I love queer things and I love words. A friend who is publications director for a small firm put me onto Michael Quinion's World Wide Words, and I look forward to the regular newsletters. There is a link over on the sidebar.

The most recent newsletter contained this delightful bit:
Synonymising fallacy. An article dated 7 August in the Times Higher Education Supplement (THES) introduced me to the new word Rogetism. Its creator is Chris Sadler, a lecturer at Middlesex University.
He had wondered about mysterious out-of-context phrases such as tarry forth of the conquest, modern store guides, bequest mazes and Herculean personalised liturgies, which kept appearing in student essays. Eventually he twigged that they were plagiarising online material but trying to hide it by changing some of the words using a thesaurus. Unfortunately, they were using what they’d looked up without caring about its meaning.
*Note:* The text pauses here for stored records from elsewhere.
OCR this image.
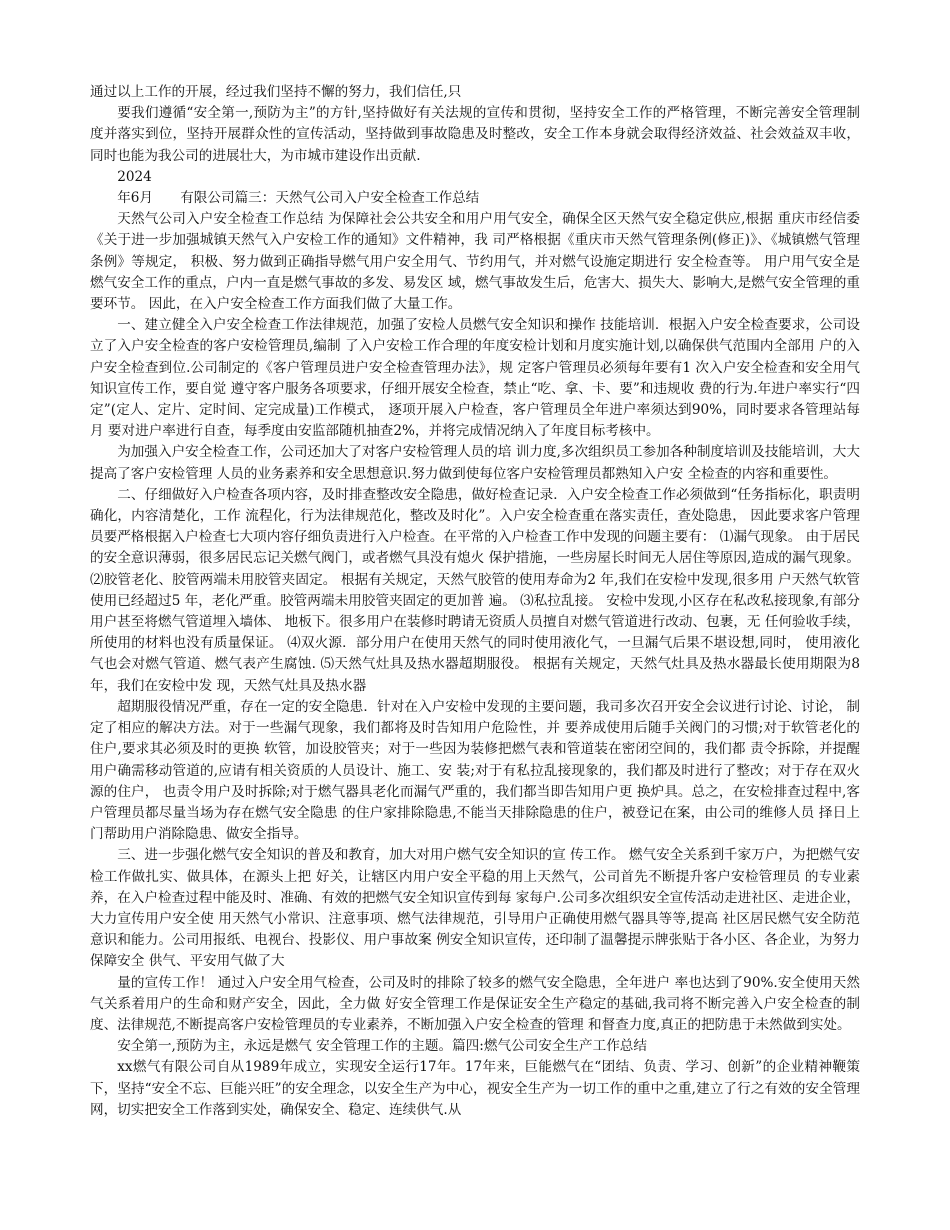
通过以上工作的开展，经过我们坚持不懈的努力，我们信任,只

要我们遵循“安全第一,预防为主”的方针,坚持做好有关法规的宣传和贯彻，坚持安全工作的严格管理，不断完善安全管理制度并落实到位，坚持开展群众性的宣传活动，坚持做到事故隐患及时整改，安全工作本身就会取得经济效益、社会效益双丰收，同时也能为我公司的进展壮大，为市城市建设作出贡献.

2024

年6月　　有限公司篇三：天然气公司入户安全检查工作总结

天然气公司入户安全检查工作总结 为保障社会公共安全和用户用气安全，确保全区天然气安全稳定供应,根据 重庆市经信委《关于进一步加强城镇天然气入户安检工作的通知》文件精神，我 司严格根据《重庆市天然气管理条例(修正)》、《城镇燃气管理条例》等规定， 积极、努力做到正确指导燃气用户安全用气、节约用气，并对燃气设施定期进行 安全检查等。 用户用气安全是燃气安全工作的重点，户内一直是燃气事故的多发、易发区 域，燃气事故发生后，危害大、损失大、影响大,是燃气安全管理的重要环节。 因此，在入户安全检查工作方面我们做了大量工作。

一、建立健全入户安全检查工作法律规范，加强了安检人员燃气安全知识和操作 技能培训．根据入户安全检查要求，公司设立了入户安全检查的客户安检管理员,编制 了入户安检工作合理的年度安检计划和月度实施计划,以确保供气范围内全部用 户的入户安全检查到位.公司制定的《客户管理员进户安全检查管理办法》，规 定客户管理员必须每年要有1 次入户安全检查和安全用气知识宣传工作，要自觉 遵守客户服务各项要求，仔细开展安全检查，禁止“吃、拿、卡、要”和违规收 费的行为.年进户率实行“四定”(定人、定片、定时间、定完成量)工作模式， 逐项开展入户检查，客户管理员全年进户率须达到90%，同时要求各管理站每月 要对进户率进行自查，每季度由安监部随机抽查2%，并将完成情况纳入了年度目标考核中。

为加强入户安全检查工作，公司还加大了对客户安检管理人员的培 训力度,多次组织员工参加各种制度培训及技能培训，大大提高了客户安检管理 人员的业务素养和安全思想意识.努力做到使每位客户安检管理员都熟知入户安 全检查的内容和重要性。

二、仔细做好入户检查各项内容，及时排查整改安全隐患，做好检查记录．入户安全检查工作必须做到“任务指标化，职责明确化，内容清楚化，工作 流程化，行为法律规范化，整改及时化”。入户安全检查重在落实责任，查处隐患， 因此要求客户管理员要严格根据入户检查七大项内容仔细负责进行入户检查。在平常的入户检查工作中发现的问题主要有： ⑴漏气现象。 由于居民的安全意识薄弱，很多居民忘记关燃气阀门，或者燃气具没有熄火 保护措施，一些房屋长时间无人居住等原因,造成的漏气现象。 ⑵胶管老化、胶管两端未用胶管夹固定。 根据有关规定，天然气胶管的使用寿命为2 年,我们在安检中发现,很多用 户天然气软管使用已经超过5 年，老化严重。胶管两端未用胶管夹固定的更加普 遍。 ⑶私拉乱接。 安检中发现,小区存在私改私接现象,有部分用户甚至将燃气管道埋入墙体、 地板下。很多用户在装修时聘请无资质人员擅自对燃气管道进行改动、包裹，无 任何验收手续，所使用的材料也没有质量保证。 ⑷双火源．部分用户在使用天然气的同时使用液化气，一旦漏气后果不堪设想,同时， 使用液化气也会对燃气管道、燃气表产生腐蚀. ⑸天然气灶具及热水器超期服役。 根据有关规定，天然气灶具及热水器最长使用期限为8 年，我们在安检中发 现，天然气灶具及热水器

超期服役情况严重，存在一定的安全隐患．针对在入户安检中发现的主要问题，我司多次召开安全会议进行讨论、讨论， 制定了相应的解决方法。对于一些漏气现象，我们都将及时告知用户危险性，并 要养成使用后随手关阀门的习惯;对于软管老化的住户,要求其必须及时的更换 软管，加设胶管夹；对于一些因为装修把燃气表和管道装在密闭空间的，我们都 责令拆除，并提醒用户确需移动管道的,应请有相关资质的人员设计、施工、安 装;对于有私拉乱接现象的，我们都及时进行了整改；对于存在双火源的住户， 也责令用户及时拆除;对于燃气器具老化而漏气严重的，我们都当即告知用户更 换炉具。总之，在安检排查过程中,客户管理员都尽量当场为存在燃气安全隐患 的住户家排除隐患,不能当天排除隐患的住户，被登记在案，由公司的维修人员 择日上门帮助用户消除隐患、做安全指导。

三、进一步强化燃气安全知识的普及和教育，加大对用户燃气安全知识的宣 传工作。 燃气安全关系到千家万户，为把燃气安检工作做扎实、做具体，在源头上把 好关，让辖区内用户安全平稳的用上天然气，公司首先不断提升客户安检管理员 的专业素养，在入户检查过程中能及时、准确、有效的把燃气安全知识宣传到每 家每户.公司多次组织安全宣传活动走进社区、走进企业，大力宣传用户安全使 用天然气小常识、注意事项、燃气法律规范，引导用户正确使用燃气器具等等,提高 社区居民燃气安全防范意识和能力。公司用报纸、电视台、投影仪、用户事故案 例安全知识宣传，还印制了温馨提示牌张贴于各小区、各企业，为努力保障安全 供气、平安用气做了大

量的宣传工作！ 通过入户安全用气检查，公司及时的排除了较多的燃气安全隐患，全年进户 率也达到了90%.安全使用天然气关系着用户的生命和财产安全，因此，全力做 好安全管理工作是保证安全生产稳定的基础,我司将不断完善入户安全检查的制 度、法律规范,不断提高客户安检管理员的专业素养，不断加强入户安全检查的管理 和督查力度,真正的把防患于未然做到实处。

安全第一,预防为主，永远是燃气 安全管理工作的主题。篇四:燃气公司安全生产工作总结

xx燃气有限公司自从1989年成立，实现安全运行17年。17年来，巨能燃气在“团结、负责、学习、创新”的企业精神鞭策下，坚持“安全不忘、巨能兴旺”的安全理念，以安全生产为中心，视安全生产为一切工作的重中之重,建立了行之有效的安全管理网，切实把安全工作落到实处，确保安全、稳定、连续供气.从
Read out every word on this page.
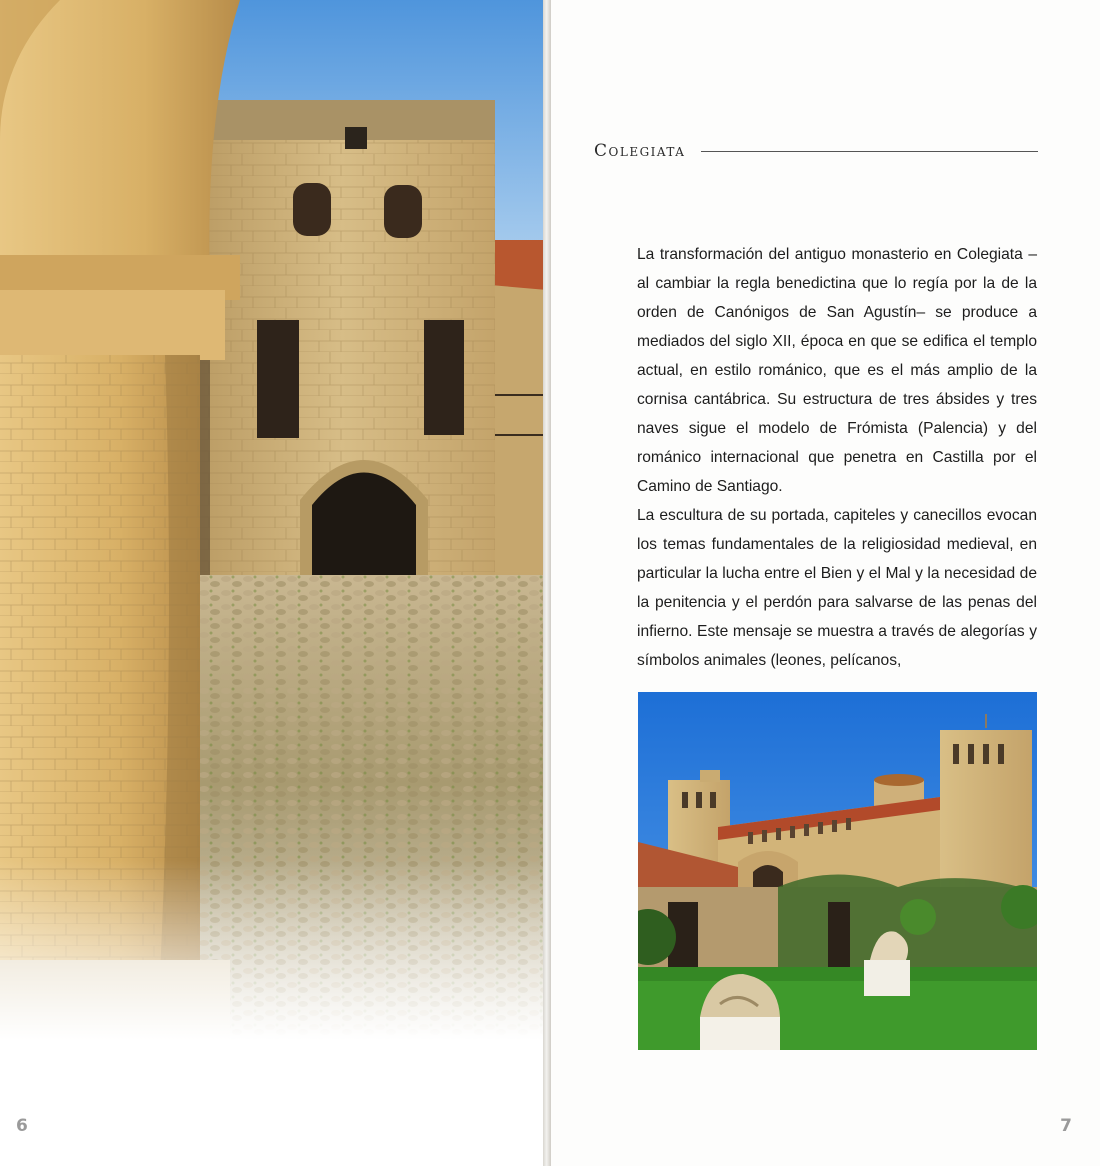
6
Colegiata

La transformación del antiguo monasterio en Colegiata –al cambiar la regla benedictina que lo regía por la de la orden de Canónigos de San Agustín– se produce a mediados del siglo XII, época en que se edifica el templo actual, en estilo románico, que es el más amplio de la cornisa cantábrica. Su estructura de tres ábsides y tres naves sigue el modelo de Frómista (Palencia) y del románico internacional que penetra en Castilla por el Camino de Santiago.

La escultura de su portada, capiteles y canecillos evocan los temas fundamentales de la religiosidad medieval, en particular la lucha entre el Bien y el Mal y la necesidad de la penitencia y el perdón para salvarse de las penas del infierno. Este mensaje se muestra a través de alegorías y símbolos animales (leones, pelícanos,

7
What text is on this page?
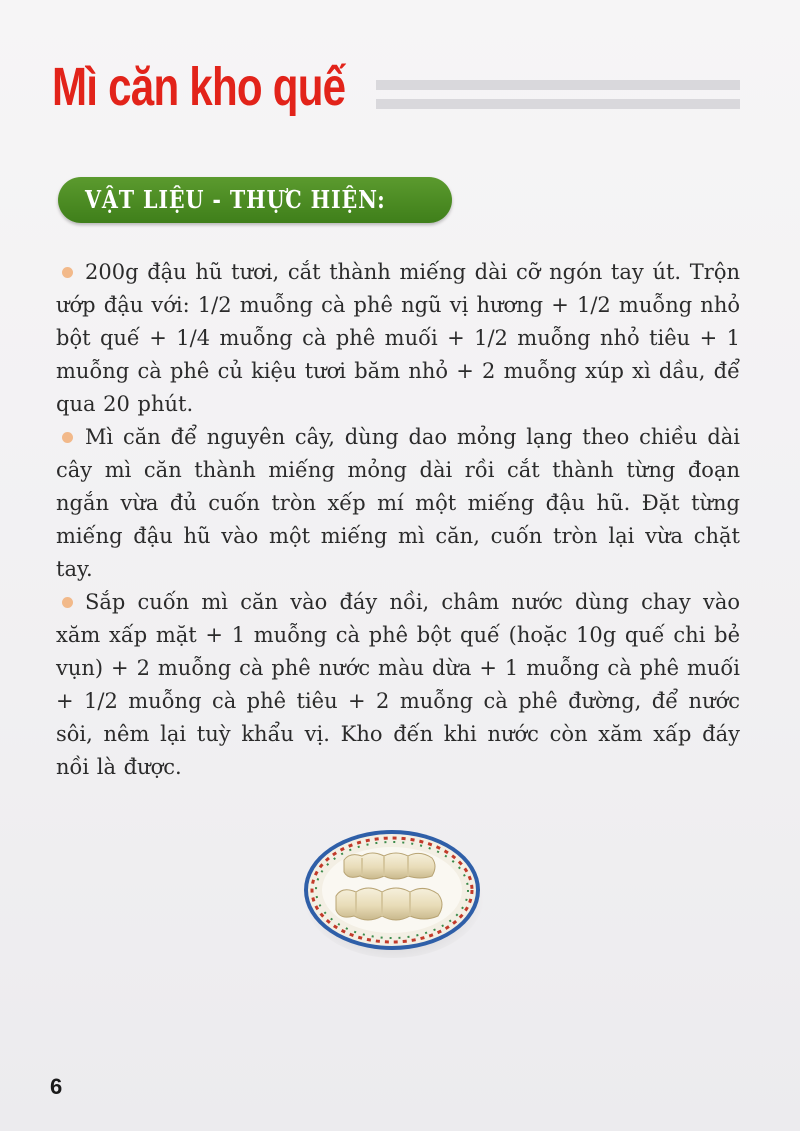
Mì căn kho quế
VẬT LIỆU - THỰC HIỆN:

200g đậu hũ tươi, cắt thành miếng dài cỡ ngón tay út. Trộn ướp đậu với: 1/2 muỗng cà phê ngũ vị hương + 1/2 muỗng nhỏ bột quế + 1/4 muỗng cà phê muối + 1/2 muỗng nhỏ tiêu + 1 muỗng cà phê củ kiệu tươi băm nhỏ + 2 muỗng xúp xì dầu, để qua 20 phút.

Mì căn để nguyên cây, dùng dao mỏng lạng theo chiều dài cây mì căn thành miếng mỏng dài rồi cắt thành từng đoạn ngắn vừa đủ cuốn tròn xếp mí một miếng đậu hũ. Đặt từng miếng đậu hũ vào một miếng mì căn, cuốn tròn lại vừa chặt tay.

Sắp cuốn mì căn vào đáy nồi, châm nước dùng chay vào xăm xấp mặt + 1 muỗng cà phê bột quế (hoặc 10g quế chi bẻ vụn) + 2 muỗng cà phê nước màu dừa + 1 muỗng cà phê muối + 1/2 muỗng cà phê tiêu + 2 muỗng cà phê đường, để nước sôi, nêm lại tuỳ khẩu vị. Kho đến khi nước còn xăm xấp đáy nồi là được.

6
The phrases above resulted from applying this process to, respectively, stay ahead of the competition, new market leaders, legacy networks and powerful personalised services.
Sadler’s favourite Rogetism (coined, of course, from the most famous of all thesauruses, that created by Peter Mark Roget) is sinister buttocks, which he has entered for this year’s THES exam howlers competition. The original was left behind.
On a side note, I consider the depressingly popular evangelical apocalyptic Left Behind series to be a perfect example of sinister buttocks.